# Downtown Cancun or Hotel Zone



## jim42 (Sep 26, 2008)

69yo male visiting Cancun Feb or Mar '12. Opinions on what area to stay in. Looking for a clean, decent Hotel or BnB. Enjoy Corona but not much into the nite life scene. Thanks, Jim


----------



## jasavak (Nov 22, 2011)

Rent a timeshare for the best bang for your buck . Cancun is a tourist trap that costs a fortune . The ****** hotel zone is separated by miles from the city of Cancun .


----------



## abscissa (Apr 5, 2010)

I agree with jasavak Cancun is expensive ... if you want something more mexican and off beach we've stayed at

Hotel Plaza Caribe .. around 60 per night ... very nice, clean, across the street from ADO bus station

Hotel Tankah ... around 35 per night .. clean, comfort, but more mexican, close to the main market and good rest'ants near by


----------



## jasavak (Nov 22, 2011)

Actually , I was referring to the food , drink and entertainment . We find good bargains on Hotels . We paid $50 a night for a resort on the beach , but they charge $4 for a small glass of lemonade , $25 each for a pasta lunch , $5 for a local beer and more for dinner . Instead of half price , the prices for food are about twice as high as here in Texas . In other words , the prices in Cancun are more than triple than most other areas of Mexico .


----------



## RVGRINGO (May 16, 2007)

Resort locations can be fun to visit, we're in Puerto Vallarta today, but wouldn't want to live here because of those 2-4 times higher prices and the unbearable summer climate.

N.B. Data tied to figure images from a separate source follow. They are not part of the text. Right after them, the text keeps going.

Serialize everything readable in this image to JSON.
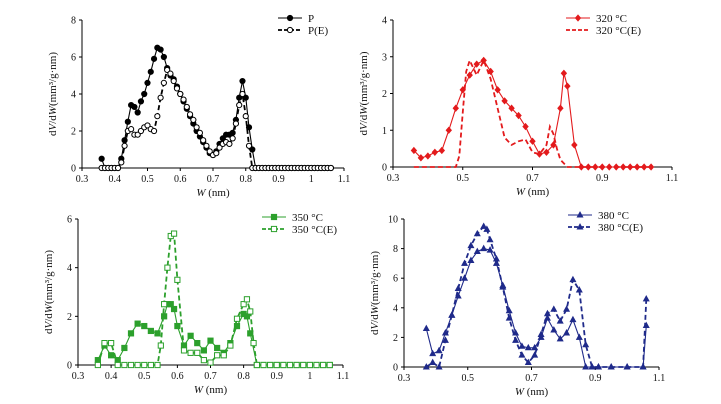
{
  "chart_data": [
    {
      "type": "line",
      "xlabel": "W (nm)",
      "ylabel": "dV/dW(mm³/g·nm)",
      "xlim": [
        0.3,
        1.1
      ],
      "ylim": [
        0,
        8
      ],
      "xticks": [
        "0.3",
        "0.4",
        "0.5",
        "0.6",
        "0.7",
        "0.8",
        "0.9",
        "1",
        "1.1"
      ],
      "yticks": [
        "0",
        "2",
        "4",
        "6",
        "8"
      ],
      "legend_position": "top-right",
      "series": [
        {
          "name": "P",
          "style": "solid",
          "marker": "filled-circle",
          "color": "#000000",
          "x": [
            0.36,
            0.37,
            0.38,
            0.39,
            0.4,
            0.41,
            0.42,
            0.43,
            0.44,
            0.45,
            0.46,
            0.47,
            0.48,
            0.49,
            0.5,
            0.51,
            0.52,
            0.53,
            0.54,
            0.55,
            0.56,
            0.57,
            0.58,
            0.59,
            0.6,
            0.61,
            0.62,
            0.63,
            0.64,
            0.65,
            0.66,
            0.67,
            0.68,
            0.69,
            0.7,
            0.71,
            0.72,
            0.73,
            0.74,
            0.75,
            0.76,
            0.77,
            0.78,
            0.79,
            0.8,
            0.81,
            0.82,
            0.83,
            0.84,
            0.85,
            0.86,
            0.87,
            0.88,
            0.89,
            0.9,
            0.91,
            0.92,
            0.93,
            0.94,
            0.95,
            0.96,
            0.97,
            0.98,
            0.99,
            1.0,
            1.01,
            1.02,
            1.03,
            1.04,
            1.05,
            1.06
          ],
          "y": [
            0.5,
            0.0,
            0.0,
            0.0,
            0.0,
            0.0,
            0.5,
            1.5,
            2.5,
            3.4,
            3.3,
            3.0,
            3.6,
            4.0,
            4.6,
            5.2,
            5.9,
            6.5,
            6.4,
            6.0,
            5.4,
            5.0,
            4.8,
            4.4,
            4.0,
            3.6,
            3.2,
            2.8,
            2.4,
            2.0,
            1.7,
            1.4,
            1.1,
            0.8,
            0.7,
            0.9,
            1.3,
            1.6,
            1.8,
            1.8,
            1.9,
            2.6,
            3.8,
            4.7,
            3.8,
            2.2,
            1.0,
            0.0,
            0.0,
            0.0,
            0.0,
            0.0,
            0.0,
            0.0,
            0.0,
            0.0,
            0.0,
            0.0,
            0.0,
            0.0,
            0.0,
            0.0,
            0.0,
            0.0,
            0.0,
            0.0,
            0.0,
            0.0,
            0.0,
            0.0,
            0.0
          ]
        },
        {
          "name": "P(E)",
          "style": "dashed",
          "marker": "open-circle",
          "color": "#000000",
          "x": [
            0.36,
            0.37,
            0.38,
            0.39,
            0.4,
            0.41,
            0.42,
            0.43,
            0.44,
            0.45,
            0.46,
            0.47,
            0.48,
            0.49,
            0.5,
            0.51,
            0.52,
            0.53,
            0.54,
            0.55,
            0.56,
            0.57,
            0.58,
            0.59,
            0.6,
            0.61,
            0.62,
            0.63,
            0.64,
            0.65,
            0.66,
            0.67,
            0.68,
            0.69,
            0.7,
            0.71,
            0.72,
            0.73,
            0.74,
            0.75,
            0.76,
            0.77,
            0.78,
            0.79,
            0.8,
            0.81,
            0.82,
            0.83,
            0.84,
            0.85,
            0.86,
            0.87,
            0.88,
            0.89,
            0.9,
            0.91,
            0.92,
            0.93,
            0.94,
            0.95,
            0.96,
            0.97,
            0.98,
            0.99,
            1.0,
            1.01,
            1.02,
            1.03,
            1.04,
            1.05,
            1.06
          ],
          "y": [
            0.0,
            0.0,
            0.0,
            0.0,
            0.0,
            0.0,
            0.3,
            1.2,
            2.0,
            2.1,
            1.8,
            1.8,
            2.0,
            2.2,
            2.3,
            2.1,
            2.0,
            2.8,
            3.8,
            4.6,
            5.3,
            5.1,
            4.7,
            4.3,
            4.0,
            3.7,
            3.3,
            2.9,
            2.6,
            2.2,
            1.9,
            1.5,
            1.2,
            0.9,
            0.7,
            0.8,
            1.1,
            1.3,
            1.4,
            1.3,
            1.6,
            2.4,
            3.4,
            4.0,
            2.8,
            1.2,
            0.0,
            0.0,
            0.0,
            0.0,
            0.0,
            0.0,
            0.0,
            0.0,
            0.0,
            0.0,
            0.0,
            0.0,
            0.0,
            0.0,
            0.0,
            0.0,
            0.0,
            0.0,
            0.0,
            0.0,
            0.0,
            0.0,
            0.0,
            0.0,
            0.0
          ]
        }
      ]
    },
    {
      "type": "line",
      "xlabel": "W (nm)",
      "ylabel": "dV/dW(mm³/g·nm)",
      "xlim": [
        0.3,
        1.1
      ],
      "ylim": [
        0,
        4
      ],
      "xticks": [
        "0.3",
        "0.5",
        "0.7",
        "0.9",
        "1.1"
      ],
      "yticks": [
        "0",
        "1",
        "2",
        "3",
        "4"
      ],
      "legend_position": "top-right",
      "series": [
        {
          "name": "320 °C",
          "style": "solid",
          "marker": "filled-diamond",
          "color": "#e31a1c",
          "x": [
            0.36,
            0.38,
            0.4,
            0.42,
            0.44,
            0.46,
            0.48,
            0.5,
            0.52,
            0.54,
            0.56,
            0.58,
            0.6,
            0.62,
            0.64,
            0.66,
            0.68,
            0.7,
            0.72,
            0.74,
            0.76,
            0.78,
            0.79,
            0.8,
            0.82,
            0.84,
            0.86,
            0.88,
            0.9,
            0.92,
            0.94,
            0.96,
            0.98,
            1.0,
            1.02,
            1.04
          ],
          "y": [
            0.45,
            0.25,
            0.3,
            0.4,
            0.45,
            1.0,
            1.6,
            2.1,
            2.5,
            2.8,
            2.9,
            2.6,
            2.1,
            1.8,
            1.6,
            1.4,
            1.1,
            0.7,
            0.35,
            0.4,
            0.6,
            1.6,
            2.55,
            2.2,
            0.6,
            0.0,
            0.0,
            0.0,
            0.0,
            0.0,
            0.0,
            0.0,
            0.0,
            0.0,
            0.0,
            0.0
          ]
        },
        {
          "name": "320 °C(E)",
          "style": "dashed",
          "marker": "none",
          "color": "#e31a1c",
          "x": [
            0.36,
            0.4,
            0.44,
            0.48,
            0.49,
            0.5,
            0.51,
            0.52,
            0.54,
            0.56,
            0.58,
            0.6,
            0.62,
            0.64,
            0.66,
            0.68,
            0.7,
            0.72,
            0.74,
            0.75,
            0.76,
            0.77,
            0.78,
            0.8,
            0.84,
            0.9,
            1.0,
            1.04
          ],
          "y": [
            0.0,
            0.0,
            0.0,
            0.0,
            0.3,
            1.5,
            2.6,
            2.9,
            2.5,
            2.9,
            2.4,
            1.6,
            0.8,
            0.6,
            0.7,
            0.75,
            0.4,
            0.35,
            0.6,
            1.1,
            0.9,
            0.5,
            0.2,
            0.0,
            0.0,
            0.0,
            0.0,
            0.0
          ]
        }
      ]
    },
    {
      "type": "line",
      "xlabel": "W (nm)",
      "ylabel": "dV/dW(mm³/g·nm)",
      "xlim": [
        0.3,
        1.1
      ],
      "ylim": [
        0,
        6
      ],
      "xticks": [
        "0.3",
        "0.4",
        "0.5",
        "0.6",
        "0.7",
        "0.8",
        "0.9",
        "1",
        "1.1"
      ],
      "yticks": [
        "0",
        "2",
        "4",
        "6"
      ],
      "legend_position": "top-right",
      "series": [
        {
          "name": "350 °C",
          "style": "solid",
          "marker": "filled-square",
          "color": "#2ca02c",
          "x": [
            0.36,
            0.38,
            0.4,
            0.42,
            0.44,
            0.46,
            0.48,
            0.5,
            0.52,
            0.54,
            0.56,
            0.57,
            0.58,
            0.59,
            0.6,
            0.62,
            0.64,
            0.66,
            0.68,
            0.7,
            0.72,
            0.74,
            0.76,
            0.78,
            0.8,
            0.81,
            0.82,
            0.84,
            0.86,
            0.88,
            0.9,
            0.92,
            0.94,
            0.96,
            0.98,
            1.0,
            1.02,
            1.04,
            1.06
          ],
          "y": [
            0.2,
            0.8,
            0.4,
            0.2,
            0.7,
            1.3,
            1.7,
            1.6,
            1.4,
            1.3,
            2.0,
            2.5,
            2.5,
            2.3,
            1.6,
            0.8,
            1.2,
            0.9,
            0.6,
            1.0,
            0.7,
            0.5,
            0.9,
            1.6,
            2.1,
            2.0,
            1.3,
            0.0,
            0.0,
            0.0,
            0.0,
            0.0,
            0.0,
            0.0,
            0.0,
            0.0,
            0.0,
            0.0,
            0.0
          ]
        },
        {
          "name": "350 °C(E)",
          "style": "dashed",
          "marker": "open-square",
          "color": "#2ca02c",
          "x": [
            0.36,
            0.38,
            0.4,
            0.42,
            0.44,
            0.46,
            0.48,
            0.5,
            0.52,
            0.54,
            0.55,
            0.56,
            0.57,
            0.58,
            0.59,
            0.6,
            0.62,
            0.64,
            0.66,
            0.68,
            0.7,
            0.72,
            0.74,
            0.76,
            0.78,
            0.8,
            0.81,
            0.82,
            0.83,
            0.84,
            0.86,
            0.88,
            0.9,
            0.92,
            0.94,
            0.96,
            0.98,
            1.0,
            1.02,
            1.04,
            1.06
          ],
          "y": [
            0.0,
            0.9,
            0.9,
            0.0,
            0.0,
            0.0,
            0.0,
            0.0,
            0.0,
            0.0,
            0.8,
            2.5,
            4.0,
            5.3,
            5.4,
            3.5,
            0.6,
            0.5,
            0.5,
            0.2,
            0.1,
            0.4,
            0.4,
            0.8,
            1.9,
            2.5,
            2.7,
            2.2,
            0.9,
            0.0,
            0.0,
            0.0,
            0.0,
            0.0,
            0.0,
            0.0,
            0.0,
            0.0,
            0.0,
            0.0,
            0.0
          ]
        }
      ]
    },
    {
      "type": "line",
      "xlabel": "W (nm)",
      "ylabel": "dV/dW(mm³/g·nm)",
      "xlim": [
        0.3,
        1.1
      ],
      "ylim": [
        0,
        10
      ],
      "xticks": [
        "0.3",
        "0.5",
        "0.7",
        "0.9",
        "1.1"
      ],
      "yticks": [
        "0",
        "2",
        "4",
        "6",
        "8",
        "10"
      ],
      "legend_position": "top-right",
      "series": [
        {
          "name": "380 °C",
          "style": "solid",
          "marker": "filled-triangle",
          "color": "#1f2a8a",
          "x": [
            0.37,
            0.39,
            0.41,
            0.43,
            0.45,
            0.47,
            0.49,
            0.51,
            0.53,
            0.55,
            0.57,
            0.59,
            0.61,
            0.63,
            0.65,
            0.67,
            0.69,
            0.71,
            0.73,
            0.75,
            0.77,
            0.79,
            0.81,
            0.83,
            0.85,
            0.87,
            0.89,
            0.91,
            0.95,
            1.0,
            1.05,
            1.06
          ],
          "y": [
            2.6,
            0.9,
            1.1,
            2.3,
            3.5,
            4.8,
            6.0,
            7.2,
            7.8,
            8.0,
            7.9,
            7.0,
            5.5,
            3.8,
            2.3,
            1.4,
            1.3,
            1.3,
            2.0,
            3.3,
            2.5,
            1.9,
            2.3,
            3.2,
            2.0,
            0.0,
            0.0,
            0.0,
            0.0,
            0.0,
            0.0,
            2.8
          ]
        },
        {
          "name": "380 °C(E)",
          "style": "dashed",
          "marker": "filled-triangle",
          "color": "#1f2a8a",
          "x": [
            0.37,
            0.39,
            0.41,
            0.43,
            0.45,
            0.47,
            0.49,
            0.51,
            0.53,
            0.55,
            0.56,
            0.57,
            0.59,
            0.61,
            0.63,
            0.65,
            0.67,
            0.69,
            0.71,
            0.73,
            0.75,
            0.77,
            0.79,
            0.81,
            0.83,
            0.85,
            0.87,
            0.89,
            0.91,
            0.95,
            1.0,
            1.05,
            1.06
          ],
          "y": [
            0.0,
            0.3,
            0.0,
            1.8,
            3.5,
            5.3,
            7.0,
            8.2,
            9.0,
            9.5,
            9.3,
            8.6,
            7.3,
            5.4,
            3.3,
            1.8,
            0.8,
            0.3,
            0.8,
            2.2,
            3.6,
            3.9,
            3.1,
            3.9,
            5.9,
            5.2,
            1.5,
            0.0,
            0.0,
            0.0,
            0.0,
            0.0,
            4.6
          ]
        }
      ]
    }
  ]
}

Many coastal towns are really dead for the hot and humid six months.


----------



## abscissa (Apr 5, 2010)

jasavak said:


> Actually , I was referring to the food , drink and entertainment . We find good bargains on Hotels . We paid $50 a night for a resort on the beach , but they charge $4 for a small glass of lemonade , $25 each for a pasta lunch , $5 for a local beer and more for dinner . Instead of half price , the prices for food are about twice as high as here in Texas . In other words , the prices in Cancun are more than triple than most other areas of Mexico .


Again if you stay off beach and know where to go (area), prices are in peso's not USD, you can get 20 MXP beer and eat out (a good meal) for 2 for around 150 MXP


----------